A value proposition with character
So, wearing a vintage Rolex is completely doable unless it’s the most extreme adventure. Even then, if the watch has just been checked and the seals are ok, these tools are still ready to serve. What’s more is that a vintage watch offers some uniqueness compared to the crowd of people wearing new watches. If I can think of a disadvantage it’s that someone else already added memories and experiences to the watch. The exception, of course, is if it’s a family heirloom or you actually happened to buy it new decades ago.
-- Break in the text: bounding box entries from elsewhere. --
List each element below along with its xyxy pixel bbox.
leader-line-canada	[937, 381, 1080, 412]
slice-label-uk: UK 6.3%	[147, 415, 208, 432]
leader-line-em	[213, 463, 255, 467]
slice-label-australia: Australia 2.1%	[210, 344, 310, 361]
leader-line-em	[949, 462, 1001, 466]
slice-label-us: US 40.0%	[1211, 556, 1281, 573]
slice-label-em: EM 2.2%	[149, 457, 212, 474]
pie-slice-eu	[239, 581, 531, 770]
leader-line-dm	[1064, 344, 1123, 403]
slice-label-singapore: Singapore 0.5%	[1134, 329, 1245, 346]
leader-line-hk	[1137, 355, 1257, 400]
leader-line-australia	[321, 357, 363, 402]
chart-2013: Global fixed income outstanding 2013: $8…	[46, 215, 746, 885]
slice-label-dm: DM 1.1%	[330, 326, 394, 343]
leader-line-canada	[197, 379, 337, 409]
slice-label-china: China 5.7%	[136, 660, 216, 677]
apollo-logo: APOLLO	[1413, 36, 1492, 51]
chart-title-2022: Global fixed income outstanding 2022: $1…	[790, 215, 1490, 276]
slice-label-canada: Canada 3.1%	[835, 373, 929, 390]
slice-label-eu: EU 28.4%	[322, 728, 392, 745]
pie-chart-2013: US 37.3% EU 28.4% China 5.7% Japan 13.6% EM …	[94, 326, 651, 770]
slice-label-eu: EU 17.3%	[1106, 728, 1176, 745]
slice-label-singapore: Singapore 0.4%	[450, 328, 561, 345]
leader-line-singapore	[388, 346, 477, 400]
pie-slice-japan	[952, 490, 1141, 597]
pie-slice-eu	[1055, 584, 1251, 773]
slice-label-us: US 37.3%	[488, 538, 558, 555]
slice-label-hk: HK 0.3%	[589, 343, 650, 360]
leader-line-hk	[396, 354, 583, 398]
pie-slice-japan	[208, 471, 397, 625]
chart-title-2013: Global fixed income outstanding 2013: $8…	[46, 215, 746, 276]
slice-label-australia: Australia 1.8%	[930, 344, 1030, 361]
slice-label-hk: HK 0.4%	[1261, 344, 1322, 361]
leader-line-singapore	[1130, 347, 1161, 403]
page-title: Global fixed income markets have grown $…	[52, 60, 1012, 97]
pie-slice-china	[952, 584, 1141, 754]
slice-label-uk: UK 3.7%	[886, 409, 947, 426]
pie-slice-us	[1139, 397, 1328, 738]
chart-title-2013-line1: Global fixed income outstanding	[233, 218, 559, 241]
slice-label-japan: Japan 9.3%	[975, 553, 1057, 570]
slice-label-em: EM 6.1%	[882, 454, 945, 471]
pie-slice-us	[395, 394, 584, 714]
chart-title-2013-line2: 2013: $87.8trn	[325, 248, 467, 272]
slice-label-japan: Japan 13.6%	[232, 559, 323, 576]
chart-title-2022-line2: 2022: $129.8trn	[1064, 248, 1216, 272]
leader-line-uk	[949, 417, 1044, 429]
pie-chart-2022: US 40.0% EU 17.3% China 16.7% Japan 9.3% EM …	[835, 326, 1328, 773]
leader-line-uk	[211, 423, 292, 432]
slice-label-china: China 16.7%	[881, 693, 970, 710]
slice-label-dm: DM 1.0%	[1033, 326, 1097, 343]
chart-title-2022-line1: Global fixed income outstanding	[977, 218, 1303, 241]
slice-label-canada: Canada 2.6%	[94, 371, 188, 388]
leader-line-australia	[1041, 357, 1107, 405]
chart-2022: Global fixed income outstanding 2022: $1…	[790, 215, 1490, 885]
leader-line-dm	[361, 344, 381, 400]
The bigger surprise, though, with vintage Rolex is that it just might offer a value proposition these days. I continue to be astounded by the prices of current and recently discontinued Submariner, GMT-Master, and Explorer models. It’s amazing to me that some of these now hover in the €20K realm. Folks, I realize that so many people want new and harbor concerns about used or vintage watches. Still, when one can buy something like a 5513 Maxi dial for the same or less than a new model on the secondary market, I actually think that vintage is a deal! That’s more than doubly so when looking at later tritium dial pieces with sapphire crystals because those watches haven’t truly taken off yet.
So many places to look
Have a look at the late model Submariner 5513’s, early 14060’s, tritium Explorers, and even 16750’s. For even more value, check out the bewildering array of Datejust, Day-Date, Air King, and Oyster models from the ’80s. Yes, all of these watches have increased in value over the past decade, but many are still a fraction of the price of their present-day successors. And look, I hate the question about making an investment, but if I were backed into a corner, here’s my feeling. I’d much rather spend money on a good example of a watch that is now out of production. Furthermore, find a good model where most others have been altered, polished, or abused. Compare this to a current watch in production that is being sold for well over list price and the choice feels obvious. Plus, as I said in this article, a vintage Rolex can be worn with regularity without fear of it falling apart.
I know that I’ve mentioned how the vintage Rolex market can be a real snakepit. It’s true, but there are good sellers out there. Also, there are plenty of forums and resources where people are happy to help provide advice. By and large, the watches are easy to service, mechanical parts are plentiful, and the watches just seem to last. Plus, even if you decide not to buy one of the heady steel sports models, any example can provide years of enjoyment along with loads of character. In the end, it’s also “a Rolex,” which — like it or not — is pretty cool too.
My Dad retired as a dentist a couple of years ago and he had many longtime patients. Some of these folks would come in wearing a vintage Rolex that they’d bought 20-30 years earlier. They’d wear these watches day in and day out with just a routine service every so often. My Dad would chat with them and some would talk about how they’d walk in to look at new watches. A sharpie of a salesperson would always offer to take their “old, tired Rolex” in on trade for a new one. While my Dad would always caution against this, I’m not sure it was always necessary. It seems that most of these owners knew they had a good thing and not just because their watches became collectibles.